PRAGUE (AFP)--The European Union opened talks with leaders from
the Caspian sea region and beyond in Prague Friday to breathe some
life into the ambitious Nabucco pipeline project designed to take
non-Russian gas to Europe.
The Southern Corridor project discussed under the Czech E.U.
presidency is meant above all to reduce Europe's dependence on
Russian resources through cooperation with Caspian, Central Asian
and Middle East countries.
"The E.U. and the countries of the 'new Silk Road' are launching
a new cooperation which could lead to more diversification of
energy resouces and cooperation in the energy sector," said Czech
deputy prime minister Alexandr Vondra.
"We need to bring consuming countries like the E.U. and
supplying countries like Azerbaijan, Turkmenistan and other transit
countries like Turkey together," he told reporters before the
meeting.
The project centers above all on the 3,300-kilometer, EUR7.9
billion pipeline between Turkey and Austria, which it is hoped will
start pumping gas to Europe by 2014.
Its goal is to bypass Russia and Ukraine, whose dispute over gas
prices halted supplies to Europe in January, leaving thousands of
households without heating in the middle of a severe winter.

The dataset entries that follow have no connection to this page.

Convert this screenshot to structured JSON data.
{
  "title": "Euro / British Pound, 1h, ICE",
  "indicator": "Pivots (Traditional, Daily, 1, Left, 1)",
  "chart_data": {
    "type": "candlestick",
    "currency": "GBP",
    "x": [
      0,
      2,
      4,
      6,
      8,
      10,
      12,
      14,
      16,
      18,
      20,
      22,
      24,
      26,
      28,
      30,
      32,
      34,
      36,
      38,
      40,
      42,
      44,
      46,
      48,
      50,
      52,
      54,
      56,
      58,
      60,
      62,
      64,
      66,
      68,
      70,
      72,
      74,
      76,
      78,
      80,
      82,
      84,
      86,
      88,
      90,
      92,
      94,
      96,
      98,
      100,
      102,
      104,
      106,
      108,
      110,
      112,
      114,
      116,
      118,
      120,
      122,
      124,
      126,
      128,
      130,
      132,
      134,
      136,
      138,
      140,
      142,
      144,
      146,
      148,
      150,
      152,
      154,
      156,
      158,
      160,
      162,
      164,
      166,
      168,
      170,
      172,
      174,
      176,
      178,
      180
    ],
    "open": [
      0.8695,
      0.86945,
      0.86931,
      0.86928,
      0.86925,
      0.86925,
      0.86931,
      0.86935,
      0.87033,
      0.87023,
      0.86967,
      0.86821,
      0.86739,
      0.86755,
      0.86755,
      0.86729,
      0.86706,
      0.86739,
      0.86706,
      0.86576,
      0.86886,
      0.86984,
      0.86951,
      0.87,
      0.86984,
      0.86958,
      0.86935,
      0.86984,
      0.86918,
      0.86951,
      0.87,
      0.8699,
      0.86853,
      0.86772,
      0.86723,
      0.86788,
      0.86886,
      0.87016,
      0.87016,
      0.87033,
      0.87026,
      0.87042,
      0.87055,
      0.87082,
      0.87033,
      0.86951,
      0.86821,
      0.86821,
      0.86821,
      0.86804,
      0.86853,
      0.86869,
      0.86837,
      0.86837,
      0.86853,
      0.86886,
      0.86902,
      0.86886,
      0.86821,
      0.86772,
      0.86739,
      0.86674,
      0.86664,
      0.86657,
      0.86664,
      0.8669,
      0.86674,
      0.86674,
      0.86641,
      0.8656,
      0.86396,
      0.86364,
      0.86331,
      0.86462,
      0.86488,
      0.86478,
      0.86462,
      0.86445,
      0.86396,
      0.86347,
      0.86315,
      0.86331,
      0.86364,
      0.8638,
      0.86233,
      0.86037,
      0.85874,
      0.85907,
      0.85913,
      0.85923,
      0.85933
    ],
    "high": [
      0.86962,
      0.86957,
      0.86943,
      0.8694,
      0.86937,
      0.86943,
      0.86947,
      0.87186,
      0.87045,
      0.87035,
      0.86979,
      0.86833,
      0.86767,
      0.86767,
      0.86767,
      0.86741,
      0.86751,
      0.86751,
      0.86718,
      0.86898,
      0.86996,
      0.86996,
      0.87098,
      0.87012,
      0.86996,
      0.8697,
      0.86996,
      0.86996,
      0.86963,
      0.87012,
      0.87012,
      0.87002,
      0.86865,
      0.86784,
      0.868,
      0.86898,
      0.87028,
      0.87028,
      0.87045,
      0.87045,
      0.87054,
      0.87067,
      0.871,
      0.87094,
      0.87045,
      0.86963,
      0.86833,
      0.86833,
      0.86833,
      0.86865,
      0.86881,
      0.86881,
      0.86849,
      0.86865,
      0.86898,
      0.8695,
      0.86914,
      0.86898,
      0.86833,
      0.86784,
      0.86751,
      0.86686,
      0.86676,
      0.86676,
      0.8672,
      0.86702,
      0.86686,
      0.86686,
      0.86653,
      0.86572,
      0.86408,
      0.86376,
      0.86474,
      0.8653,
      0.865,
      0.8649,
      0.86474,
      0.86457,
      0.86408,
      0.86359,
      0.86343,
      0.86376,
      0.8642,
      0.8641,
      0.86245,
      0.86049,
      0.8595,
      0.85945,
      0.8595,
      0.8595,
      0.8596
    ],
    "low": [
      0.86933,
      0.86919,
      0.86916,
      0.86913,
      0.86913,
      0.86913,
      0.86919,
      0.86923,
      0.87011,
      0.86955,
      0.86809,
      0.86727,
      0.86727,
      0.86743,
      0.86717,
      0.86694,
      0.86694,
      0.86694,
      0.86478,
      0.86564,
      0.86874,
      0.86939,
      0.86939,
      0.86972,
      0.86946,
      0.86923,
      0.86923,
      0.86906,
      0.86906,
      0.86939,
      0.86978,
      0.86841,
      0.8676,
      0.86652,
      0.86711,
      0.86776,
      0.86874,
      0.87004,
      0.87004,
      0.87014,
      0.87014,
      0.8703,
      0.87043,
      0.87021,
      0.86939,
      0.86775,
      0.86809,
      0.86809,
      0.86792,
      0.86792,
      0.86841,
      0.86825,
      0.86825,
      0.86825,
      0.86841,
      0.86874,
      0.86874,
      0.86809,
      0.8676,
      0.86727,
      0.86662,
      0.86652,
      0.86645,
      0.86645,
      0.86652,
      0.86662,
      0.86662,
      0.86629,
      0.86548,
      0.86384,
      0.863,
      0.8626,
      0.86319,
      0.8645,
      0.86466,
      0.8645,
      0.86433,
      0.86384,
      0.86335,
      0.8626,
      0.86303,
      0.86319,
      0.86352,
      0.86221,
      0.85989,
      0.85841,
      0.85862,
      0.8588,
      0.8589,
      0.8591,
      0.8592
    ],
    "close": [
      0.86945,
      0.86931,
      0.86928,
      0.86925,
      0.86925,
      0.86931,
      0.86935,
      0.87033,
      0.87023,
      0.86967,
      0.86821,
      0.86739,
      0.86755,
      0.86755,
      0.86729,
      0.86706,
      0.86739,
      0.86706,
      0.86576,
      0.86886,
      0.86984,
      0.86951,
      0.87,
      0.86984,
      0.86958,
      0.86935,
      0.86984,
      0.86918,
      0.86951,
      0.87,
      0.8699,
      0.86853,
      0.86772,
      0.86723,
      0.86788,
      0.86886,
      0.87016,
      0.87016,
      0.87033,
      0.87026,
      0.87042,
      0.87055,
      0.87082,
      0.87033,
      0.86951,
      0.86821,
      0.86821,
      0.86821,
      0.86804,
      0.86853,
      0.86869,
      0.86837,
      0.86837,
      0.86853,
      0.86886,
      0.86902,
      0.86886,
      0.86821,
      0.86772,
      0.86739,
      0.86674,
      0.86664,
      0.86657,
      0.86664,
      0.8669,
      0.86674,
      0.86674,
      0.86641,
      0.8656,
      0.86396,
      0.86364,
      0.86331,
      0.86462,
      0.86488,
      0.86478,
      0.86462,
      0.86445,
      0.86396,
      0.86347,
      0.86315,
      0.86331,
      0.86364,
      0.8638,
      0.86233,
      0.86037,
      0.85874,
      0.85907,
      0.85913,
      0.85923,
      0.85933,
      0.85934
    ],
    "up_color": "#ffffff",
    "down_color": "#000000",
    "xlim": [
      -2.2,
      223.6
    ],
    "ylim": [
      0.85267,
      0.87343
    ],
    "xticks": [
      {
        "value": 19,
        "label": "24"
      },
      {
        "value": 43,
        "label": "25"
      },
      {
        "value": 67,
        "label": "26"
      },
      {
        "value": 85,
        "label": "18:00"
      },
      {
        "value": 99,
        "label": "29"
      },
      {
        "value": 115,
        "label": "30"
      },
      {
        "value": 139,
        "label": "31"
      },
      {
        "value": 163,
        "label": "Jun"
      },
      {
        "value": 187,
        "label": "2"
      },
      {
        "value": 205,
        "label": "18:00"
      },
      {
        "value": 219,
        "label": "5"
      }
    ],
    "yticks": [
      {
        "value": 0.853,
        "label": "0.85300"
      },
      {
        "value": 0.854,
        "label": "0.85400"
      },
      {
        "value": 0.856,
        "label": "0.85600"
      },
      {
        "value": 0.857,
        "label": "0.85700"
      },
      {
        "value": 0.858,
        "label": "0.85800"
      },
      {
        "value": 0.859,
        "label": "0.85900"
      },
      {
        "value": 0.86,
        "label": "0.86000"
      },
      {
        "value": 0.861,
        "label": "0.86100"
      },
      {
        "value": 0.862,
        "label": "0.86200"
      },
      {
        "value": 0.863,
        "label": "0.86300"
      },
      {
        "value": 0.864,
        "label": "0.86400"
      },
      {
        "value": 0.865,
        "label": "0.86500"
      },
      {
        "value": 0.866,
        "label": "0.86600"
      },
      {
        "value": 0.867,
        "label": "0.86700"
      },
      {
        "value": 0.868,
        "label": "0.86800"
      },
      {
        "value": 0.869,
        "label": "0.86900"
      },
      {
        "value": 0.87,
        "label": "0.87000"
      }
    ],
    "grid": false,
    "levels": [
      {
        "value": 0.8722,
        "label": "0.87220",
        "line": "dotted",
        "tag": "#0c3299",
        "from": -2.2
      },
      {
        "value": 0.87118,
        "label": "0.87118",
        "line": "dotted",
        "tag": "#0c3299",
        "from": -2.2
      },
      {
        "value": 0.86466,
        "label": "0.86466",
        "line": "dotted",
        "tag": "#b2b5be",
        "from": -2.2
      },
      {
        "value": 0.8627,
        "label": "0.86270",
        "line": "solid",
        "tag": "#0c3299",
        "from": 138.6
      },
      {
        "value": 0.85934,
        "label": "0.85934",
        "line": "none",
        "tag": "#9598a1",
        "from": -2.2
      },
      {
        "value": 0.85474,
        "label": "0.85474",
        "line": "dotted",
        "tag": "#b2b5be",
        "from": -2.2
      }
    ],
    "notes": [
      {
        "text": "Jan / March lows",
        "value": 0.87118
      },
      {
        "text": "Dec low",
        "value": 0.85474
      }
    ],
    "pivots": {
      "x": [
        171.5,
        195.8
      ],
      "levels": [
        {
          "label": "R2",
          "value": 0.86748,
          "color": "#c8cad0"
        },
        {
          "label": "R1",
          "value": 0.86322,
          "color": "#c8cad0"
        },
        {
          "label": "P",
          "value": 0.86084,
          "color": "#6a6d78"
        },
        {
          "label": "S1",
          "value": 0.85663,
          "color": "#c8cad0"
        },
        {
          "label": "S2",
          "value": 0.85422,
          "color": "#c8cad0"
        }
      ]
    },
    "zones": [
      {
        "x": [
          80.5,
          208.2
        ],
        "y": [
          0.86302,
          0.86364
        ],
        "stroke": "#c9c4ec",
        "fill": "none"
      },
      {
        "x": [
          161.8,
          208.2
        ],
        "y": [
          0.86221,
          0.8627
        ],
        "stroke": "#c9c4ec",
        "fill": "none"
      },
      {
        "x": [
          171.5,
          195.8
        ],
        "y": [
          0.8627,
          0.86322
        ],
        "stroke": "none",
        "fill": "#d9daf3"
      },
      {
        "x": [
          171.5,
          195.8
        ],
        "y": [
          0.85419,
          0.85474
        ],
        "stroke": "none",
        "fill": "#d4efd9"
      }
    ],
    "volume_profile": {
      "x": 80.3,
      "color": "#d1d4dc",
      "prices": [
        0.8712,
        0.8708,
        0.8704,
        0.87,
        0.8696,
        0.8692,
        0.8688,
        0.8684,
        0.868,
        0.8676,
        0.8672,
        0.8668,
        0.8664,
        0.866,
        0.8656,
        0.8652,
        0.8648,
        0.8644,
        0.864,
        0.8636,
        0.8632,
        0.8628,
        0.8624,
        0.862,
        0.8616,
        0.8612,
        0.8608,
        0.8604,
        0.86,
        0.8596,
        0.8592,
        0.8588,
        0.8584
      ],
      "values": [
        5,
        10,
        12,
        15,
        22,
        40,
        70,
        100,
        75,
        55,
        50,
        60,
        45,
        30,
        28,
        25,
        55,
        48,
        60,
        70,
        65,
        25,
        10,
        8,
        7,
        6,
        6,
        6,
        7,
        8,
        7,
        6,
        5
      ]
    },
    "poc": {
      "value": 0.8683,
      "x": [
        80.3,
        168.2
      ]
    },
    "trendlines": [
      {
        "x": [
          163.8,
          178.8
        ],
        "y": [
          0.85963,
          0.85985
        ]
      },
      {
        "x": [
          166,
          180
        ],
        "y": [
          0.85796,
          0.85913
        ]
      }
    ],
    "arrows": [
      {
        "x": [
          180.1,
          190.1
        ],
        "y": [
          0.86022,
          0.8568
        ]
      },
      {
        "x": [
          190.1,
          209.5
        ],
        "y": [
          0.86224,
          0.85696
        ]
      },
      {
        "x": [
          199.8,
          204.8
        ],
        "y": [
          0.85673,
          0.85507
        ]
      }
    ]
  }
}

In a draft statement seen by AFP, the E.U. along with
Azerbaijan, Egypt, Georgia, Iraq, Kazakhstan, Turkey, Turkmenistan
and Uzbekistan agreed that the E.U. and Turkey should hammer out a
deal on Nabucco "as quickly as possible (and) to sign it by June
2009."
Turkey, which hoped to join the E.U., threatened in January to
block Nabucco, citing a lack of progress in its talks on E.U.
accession, but Thursday it voiced full support to the project.
Turkish President Abdullah Gul was in Prague for the
meeting.
All the other attending countries were represented by heads of
state or ministers, with the exception of Iraq which has failed to
show up, according to the official guest list.
The Nabucco project also involves funding from a consortium of
private companies comprising Germany's RWE AG (RWE.XE), Austria's
OMV AG (OMV.VI), Hungary's MOL Nyrt (MOL.BU), Transgaz SA of
Romania, Bulgargaz of Bulgaria and Botas of Turkey.
The draft joint statement also called for progress on ITGI, a
Turkish-Greek gas pipeline taking gas to Italy, and for an
extension of an oil transport system between Kazakhstan and
Azerbaijan that "could be developed in the Mediterranean and the
Black Sea region."
The Southern Corridor also seeks to boost transport links with
Turkey and the South Caucasus and "beyond to Central Asia along the
Southern corridor, including connections to the Middle East."
As well, the statement urges the E.U. to sign deals on energy
with Iraq and Egypt and "agree on specific projects in developing
Egypt's gas reserves and export potential for the E.U."